PHYSICAL AND MECHANICAL ADJUSTMENTS

PHYSICAL FEEL OF THE ROCKER


Since 2006, RMC cases have featured easily adjustable rocker tension. Underneath the rear of the rocker you will find a hex bolt. A matching hex wrench is supplied with all wahs. Insert the hex wrench into the head of the hex bolt and turn clockwise to tighten the tension. Turn counter-clockwise to loosen the tension.

THE FOLLOWING INFORMATION IS FOR OLDER RMC WAH CASES

If the feel of your RMC wah is too soft/loose, you can tighten it up by tightening the small hex nuts on the inside of the pedal. One is near the battery area. You should be able to tighten that one enough to firm up the feel, without even getting to the other nut located under the pc board.

If you feel the action is too tight/stiff, you can loosen the same nut.

If you adjust the nut under the pc board, make sure the screw shaft does not contact the underside of the pcb.

NOTE: Before you start tightening the nuts, take a look under the rocker and judge just how much room, if any, you have to work with.
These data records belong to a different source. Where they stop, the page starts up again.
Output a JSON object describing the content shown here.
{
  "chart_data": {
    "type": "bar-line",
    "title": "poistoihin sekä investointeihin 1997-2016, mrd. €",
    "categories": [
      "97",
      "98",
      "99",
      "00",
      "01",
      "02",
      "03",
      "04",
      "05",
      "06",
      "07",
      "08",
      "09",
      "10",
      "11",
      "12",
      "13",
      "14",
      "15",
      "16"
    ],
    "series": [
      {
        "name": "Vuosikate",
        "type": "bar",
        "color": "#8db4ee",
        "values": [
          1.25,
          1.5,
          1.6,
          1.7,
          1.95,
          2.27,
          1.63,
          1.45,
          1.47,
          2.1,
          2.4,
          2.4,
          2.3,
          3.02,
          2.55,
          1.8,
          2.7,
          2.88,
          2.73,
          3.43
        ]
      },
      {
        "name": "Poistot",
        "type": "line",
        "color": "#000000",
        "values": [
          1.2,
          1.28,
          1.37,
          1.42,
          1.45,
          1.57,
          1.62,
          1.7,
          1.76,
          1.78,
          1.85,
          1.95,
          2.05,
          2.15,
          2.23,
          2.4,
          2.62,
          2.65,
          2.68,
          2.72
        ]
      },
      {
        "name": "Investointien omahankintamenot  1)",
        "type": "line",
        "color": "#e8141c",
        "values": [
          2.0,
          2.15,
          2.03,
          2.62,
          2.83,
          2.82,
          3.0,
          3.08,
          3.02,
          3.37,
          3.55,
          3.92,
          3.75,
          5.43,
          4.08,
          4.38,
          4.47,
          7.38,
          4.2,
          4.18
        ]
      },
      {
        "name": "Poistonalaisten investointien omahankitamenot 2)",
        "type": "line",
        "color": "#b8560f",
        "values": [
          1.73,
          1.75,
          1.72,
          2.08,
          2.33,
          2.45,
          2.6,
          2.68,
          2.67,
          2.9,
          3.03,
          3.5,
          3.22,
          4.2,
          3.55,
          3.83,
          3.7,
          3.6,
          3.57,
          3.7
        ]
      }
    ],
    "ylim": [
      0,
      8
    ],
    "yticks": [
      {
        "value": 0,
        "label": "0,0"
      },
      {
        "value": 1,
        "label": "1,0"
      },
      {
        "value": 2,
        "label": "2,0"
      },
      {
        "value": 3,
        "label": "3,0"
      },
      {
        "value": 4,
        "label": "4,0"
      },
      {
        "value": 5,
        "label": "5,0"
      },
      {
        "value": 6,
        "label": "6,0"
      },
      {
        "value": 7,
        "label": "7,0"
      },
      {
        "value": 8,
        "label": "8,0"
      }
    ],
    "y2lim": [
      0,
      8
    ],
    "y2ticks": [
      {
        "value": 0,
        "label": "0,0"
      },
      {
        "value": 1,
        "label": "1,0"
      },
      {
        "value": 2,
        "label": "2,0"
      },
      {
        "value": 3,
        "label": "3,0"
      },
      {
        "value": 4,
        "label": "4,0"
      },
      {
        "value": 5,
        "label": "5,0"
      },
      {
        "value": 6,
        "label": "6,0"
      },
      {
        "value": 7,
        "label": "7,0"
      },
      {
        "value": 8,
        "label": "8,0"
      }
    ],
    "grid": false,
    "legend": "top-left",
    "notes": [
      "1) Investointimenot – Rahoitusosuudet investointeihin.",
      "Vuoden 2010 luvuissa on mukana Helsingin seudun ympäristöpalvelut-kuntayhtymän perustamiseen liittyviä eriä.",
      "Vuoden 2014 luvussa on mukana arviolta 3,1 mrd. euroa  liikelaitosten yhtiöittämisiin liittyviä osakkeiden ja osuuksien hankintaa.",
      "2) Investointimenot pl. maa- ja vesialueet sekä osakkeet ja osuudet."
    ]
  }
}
If you don't, you could over tighten the screw and pop the head off. The screw is a common 3/4 inch 6x32 screw. It doesn't really matter if it is a Phillips head or flat head.
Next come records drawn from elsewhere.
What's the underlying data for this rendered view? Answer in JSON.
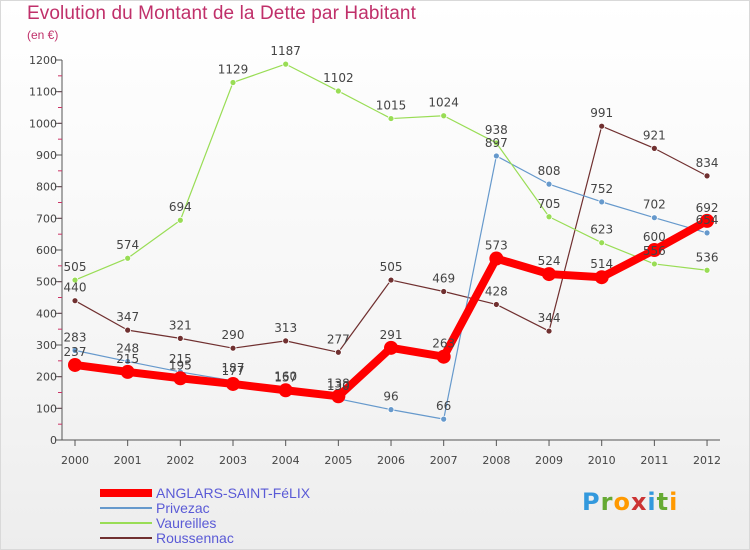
{
  "header": {
    "title": "Evolution du Montant de la Dette par Habitant",
    "unit": "(en €)"
  },
  "chart_data": {
    "type": "line",
    "title": "Evolution du Montant de la Dette par Habitant",
    "subtitle": "(en €)",
    "x": [
      "2000",
      "2001",
      "2002",
      "2003",
      "2004",
      "2005",
      "2006",
      "2007",
      "2008",
      "2009",
      "2010",
      "2011",
      "2012"
    ],
    "ylim": [
      0,
      1200
    ],
    "yticks": [
      0,
      100,
      200,
      300,
      400,
      500,
      600,
      700,
      800,
      900,
      1000,
      1100,
      1200
    ],
    "grid": false,
    "legend": "bottom-left",
    "series": [
      {
        "name": "ANGLARS-SAINT-FéLIX",
        "color": "#ff0000",
        "values": [
          237,
          215,
          195,
          177,
          157,
          138,
          291,
          263,
          573,
          524,
          514,
          600,
          692
        ]
      },
      {
        "name": "Privezac",
        "color": "#6699cc",
        "values": [
          283,
          248,
          215,
          187,
          160,
          130,
          96,
          66,
          897,
          808,
          752,
          702,
          654
        ]
      },
      {
        "name": "Vaureilles",
        "color": "#99dd55",
        "values": [
          505,
          574,
          694,
          1129,
          1187,
          1102,
          1015,
          1024,
          938,
          705,
          623,
          556,
          536
        ]
      },
      {
        "name": "Roussennac",
        "color": "#703030",
        "values": [
          440,
          347,
          321,
          290,
          313,
          277,
          505,
          469,
          428,
          344,
          991,
          921,
          834
        ]
      }
    ]
  },
  "legend": {
    "items": [
      {
        "label": "ANGLARS-SAINT-FéLIX",
        "color": "#ff0000"
      },
      {
        "label": "Privezac",
        "color": "#6699cc"
      },
      {
        "label": "Vaureilles",
        "color": "#99dd55"
      },
      {
        "label": "Roussennac",
        "color": "#703030"
      }
    ]
  },
  "logo": {
    "letters": [
      "P",
      "r",
      "o",
      "x",
      "i",
      "t",
      "i"
    ],
    "colors": [
      "#3399dd",
      "#66aa33",
      "#ff9900",
      "#cc3333",
      "#3399dd",
      "#66aa33",
      "#ff9900"
    ]
  }
}
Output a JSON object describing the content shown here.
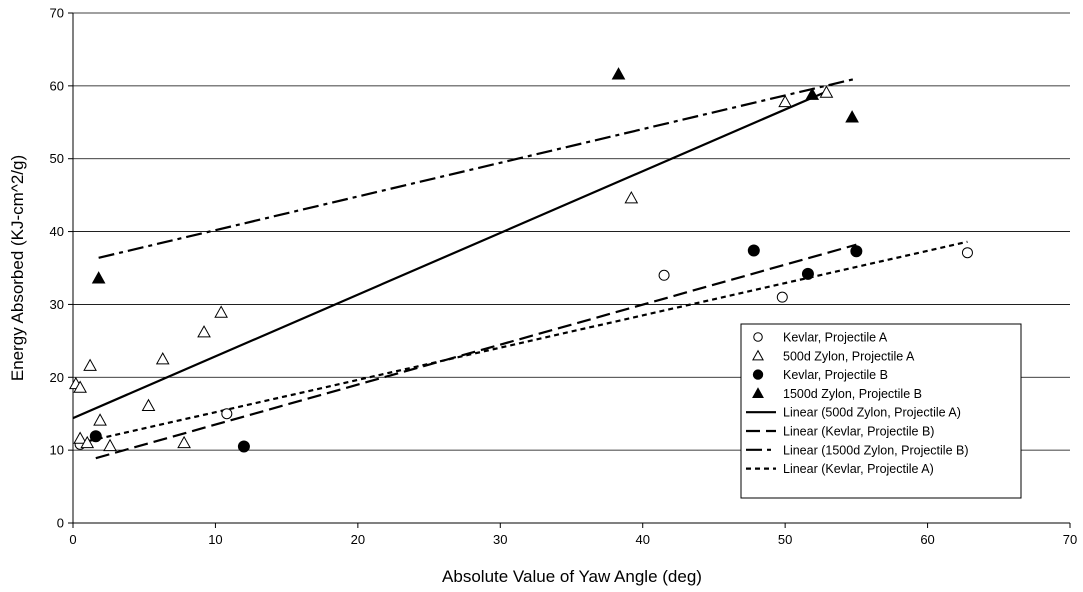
{
  "chart_data": {
    "type": "scatter",
    "title": "",
    "xlabel": "Absolute Value of Yaw Angle (deg)",
    "ylabel": "Energy Absorbed (KJ-cm^2/g)",
    "xlim": [
      0,
      70
    ],
    "ylim": [
      0,
      70
    ],
    "xticks": [
      0,
      10,
      20,
      30,
      40,
      50,
      60,
      70
    ],
    "yticks": [
      0,
      10,
      20,
      30,
      40,
      50,
      60,
      70
    ],
    "grid": "horizontal",
    "legend_position": "bottom-right",
    "series": [
      {
        "name": "Kevlar, Projectile A",
        "marker": "circle-open",
        "color": "#000000",
        "points": [
          [
            0.5,
            10.8
          ],
          [
            10.8,
            15.0
          ],
          [
            41.5,
            34.0
          ],
          [
            49.8,
            31.0
          ],
          [
            62.8,
            37.1
          ]
        ]
      },
      {
        "name": "500d Zylon, Projectile A",
        "marker": "triangle-open",
        "color": "#000000",
        "points": [
          [
            0.2,
            19.1
          ],
          [
            0.5,
            18.6
          ],
          [
            0.5,
            11.6
          ],
          [
            1.0,
            11.0
          ],
          [
            1.2,
            21.6
          ],
          [
            1.9,
            14.1
          ],
          [
            2.6,
            10.6
          ],
          [
            5.3,
            16.1
          ],
          [
            6.3,
            22.5
          ],
          [
            7.8,
            11.0
          ],
          [
            9.2,
            26.2
          ],
          [
            10.4,
            28.9
          ],
          [
            39.2,
            44.6
          ],
          [
            50.0,
            57.8
          ],
          [
            52.9,
            59.1
          ]
        ]
      },
      {
        "name": "Kevlar, Projectile B",
        "marker": "circle-filled",
        "color": "#000000",
        "points": [
          [
            1.6,
            11.9
          ],
          [
            12.0,
            10.5
          ],
          [
            47.8,
            37.4
          ],
          [
            51.6,
            34.2
          ],
          [
            55.0,
            37.3
          ]
        ]
      },
      {
        "name": "1500d Zylon, Projectile B",
        "marker": "triangle-filled",
        "color": "#000000",
        "points": [
          [
            1.8,
            33.6
          ],
          [
            38.3,
            61.6
          ],
          [
            51.9,
            58.8
          ],
          [
            54.7,
            55.7
          ]
        ]
      }
    ],
    "trendlines": [
      {
        "name": "Linear (500d Zylon, Projectile A)",
        "style": "solid",
        "x": [
          0,
          53
        ],
        "y": [
          14.4,
          59.3
        ]
      },
      {
        "name": "Linear (Kevlar, Projectile B)",
        "style": "long-dash",
        "x": [
          1.6,
          55
        ],
        "y": [
          8.9,
          38.2
        ]
      },
      {
        "name": "Linear (1500d Zylon, Projectile B)",
        "style": "long-dash-dot",
        "x": [
          1.8,
          55
        ],
        "y": [
          36.4,
          61.0
        ]
      },
      {
        "name": "Linear (Kevlar, Projectile A)",
        "style": "short-dash",
        "x": [
          0.5,
          62.8
        ],
        "y": [
          11.0,
          38.6
        ]
      }
    ]
  }
}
It is also possible to add tension by tightening the screw which holds the cable clamp/rack gear tensioner in place (against the pot gear). You can push the clamp/tensioner against the gear firmly as you tighten the screw and be assured you've done what you can with this method. This isn't really very good for the potentiometer and may cause early failure. However, in a pinch this might work.

As something of a last ditch effort, the case can be fully dismantled, the flat spring turned around 180 degrees (so the built-in angle falls in a different place), and then all reassembled. (The "flat spring" is the metal "strap" that runs over the axle which attaches the rocker to the base. The flat spring is what exerts added pressure as you tighten the nuts mentioned at the beginning of this section.)

ON/OFF SWITCH ADJUSTMENT

CARLINGSWITCH, SMALL DPDT, and large ITALIAN switch ADJUSTMENT
If the on/off switch needs adjustment, get a 9/16 open ended wrench and loosen the hex nut on the top of the switch. Once the nut is loose enough, adjust the inner round/hex nut on the switch on the inside of the pedal. Turn the round/hex nut in 1/4 to 1/2 turns ONLY. A little goes a long way. Raise the switch action by lowering (closer to the switch body) the round nut. Finger tighten the top hex nut and try it out. Repeat until you get it perfect for what you want.

BLUE TPDT ADJUSTMENT
Look inside the wah, at the switch.  You'll see a white plastic washer being used as the height adjuster.  Now, look at the top, where the switch is secured to the base.  You'll see 2 nuts and an inner-toothed metal washer.  Remove the 2 nuts and metal washer.  Drop the switch down.  Remove the white plastic washer.  Put the metal washer there instead.  Now push the switch back up and only use ONE of the nuts to tighten it.  Make it snug, DO NOT torque it down hard or you'll rip apart the switch.  The metal washer and 2nd nut are there only for use as height adjusters.  By putting the thinner metal washer in, you've raised the height of the switch.  The white washer is 2x the thickness of the metal washer, and the nut is the same thickness as the white washer AND metal washer together.  Personally, I use one of the nuts as my height adjuster.  That way I get full sweep, as little mechanical noise as possible, and when I want to activate/deactivate the wah, I just put some serious weight on the switch.  Some people prefer the height afforded by the metal washer.  For me, that makes it too easy to switch on/off/null by accident.  I like to have to WORK to operate the switch.

So, how do you know if your switch is bad or just needs height adjustment? Here's an easy test. Use your thumb to repeatedly cycle the switch while there is a signal passing through the wah. If the switch funtions properly 100% of the time in this test then the switch is operationaly sound. If the switch does not function properly 100% of the time in this test then the switch should be replaced.

If your switch tests perfectly but does not function 100% of the time in "real world" usage then you will need to address either the switch height or the ft/lb of pressure you use to activate the switch as you would have already verified the functionality of the switch and therefore negated the possibility of the problem being one of switch failure.

I've had a number of people ask me why I don't use the Carlingswitch DPDT. Simple - the switch tooling is worn out (according to Carling engineers) and their failure rate is dismal. I used them for 10 years and dropped them in early 2002. Rumour had it that the tooling had been replaced so I bought 10 in order to try out their latest, greatest, RoHS compliant product. Well, 7 of 10 worked when installed in wahs and 2 of those 7 have since been replaced because of failure. No matter how you juggle the numbers, that's still an unacceptable 50% failure rate, and at $20 per switch that is a load of crap. The current Italian switch I'm using is quieter and longer lasting than the EH Blue 3PDT I used from 2002-2006.